Firstly, I don't believe that using client template with JSON data even on first load will adversely affect the performance unless we are talking about devices with different form factors such as phones etc.
However, if you must use server side templating/rendering then why not make server return the html for the repeater. This can be done by putting repeater logic into a different user control/page and processing only that page on ajax request. And this is not at all equivalent to using UpdatePanel (as stated by you) - UpdatePanel posts entire page data (including view-state) having more request size. The response size is also larges because it must contain the view-state. On server side also, use of UpdatePanel results in loading complete control tree with state data and post-back event processing. Sending only the requisite html is much better approach and will fit your needs perfectly - only issue is the html would be larger in size as compared to JSON.
Lastly, there are some interesting projects such as Script# - Script# converts C# code into java-script. You may build something similar (using script# itself) to convert the server side templating code into eqivalent JS code. More viable approach on similar lines could be use T4 templating to convert a technology-agnostic template into both server side code (markup + code or pure code) and equivalent JS-code.

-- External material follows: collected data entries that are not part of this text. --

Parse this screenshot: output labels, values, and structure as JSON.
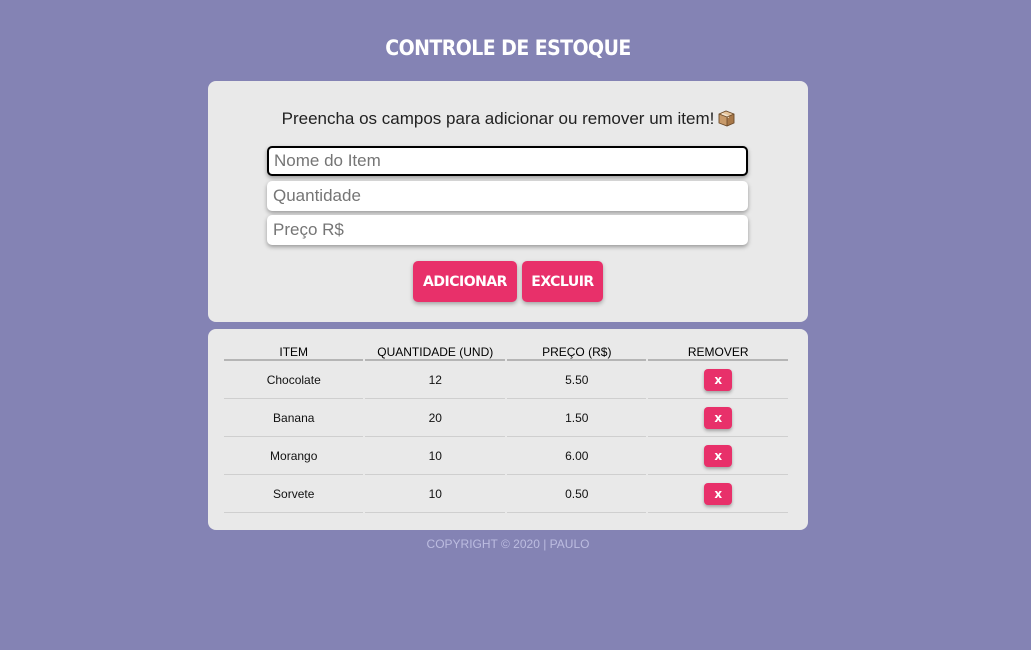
{
  "header": {
    "title": "CONTROLE DE ESTOQUE"
  },
  "form": {
    "instruction": "Preencha os campos para adicionar ou remover um item!",
    "instruction_icon": "package-box-icon",
    "fields": [
      {
        "placeholder": "Nome do Item",
        "value": ""
      },
      {
        "placeholder": "Quantidade",
        "value": ""
      },
      {
        "placeholder": "Preço R$",
        "value": ""
      }
    ],
    "add_label": "ADICIONAR",
    "delete_label": "EXCLUIR"
  },
  "table": {
    "headers": [
      "ITEM",
      "QUANTIDADE (UND)",
      "PREÇO (R$)",
      "REMOVER"
    ],
    "rows": [
      {
        "item": "Chocolate",
        "quantity": "12",
        "price": "5.50",
        "remove_label": "x"
      },
      {
        "item": "Banana",
        "quantity": "20",
        "price": "1.50",
        "remove_label": "x"
      },
      {
        "item": "Morango",
        "quantity": "10",
        "price": "6.00",
        "remove_label": "x"
      },
      {
        "item": "Sorvete",
        "quantity": "10",
        "price": "0.50",
        "remove_label": "x"
      }
    ]
  },
  "footer": {
    "text": "COPYRIGHT © 2020 | PAULO"
  },
  "colors": {
    "background": "#8483b4",
    "card": "#e9e9e9",
    "accent": "#e8306a"
  }
}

After thinking about all pros and cons of different approaches, I stopped on the following method. I created a custom ASP.NET databound control, that can render HTML, however, when the page is requested with query string parameters, instead of just doing standard rendering, it will use Response.Clear() and Response.End() and in between of those two commands output JSON version of data based on the query string parameters. Also on the first rendering of the page, it will also output JavaScript template using reflections to read names of the variables from the control's template area.
This method works great, all I have to do, is drop my control on the page, data bind it, and it works as a true AJAX grid that supports pagination, sorting and filtering. However it does have limitation. In the control's template you can only specify variables, not expressions. Otherwise reflections can't convert it to a JavaScript variable. But I can live with that.
Other possibilities that I considered is a separate web-service that takes a type of the page as parameter and uses reflection to get data bound object as well as create template for the grid. I also though about writting my own version of update panel, that would not use view state and only send in part of the page.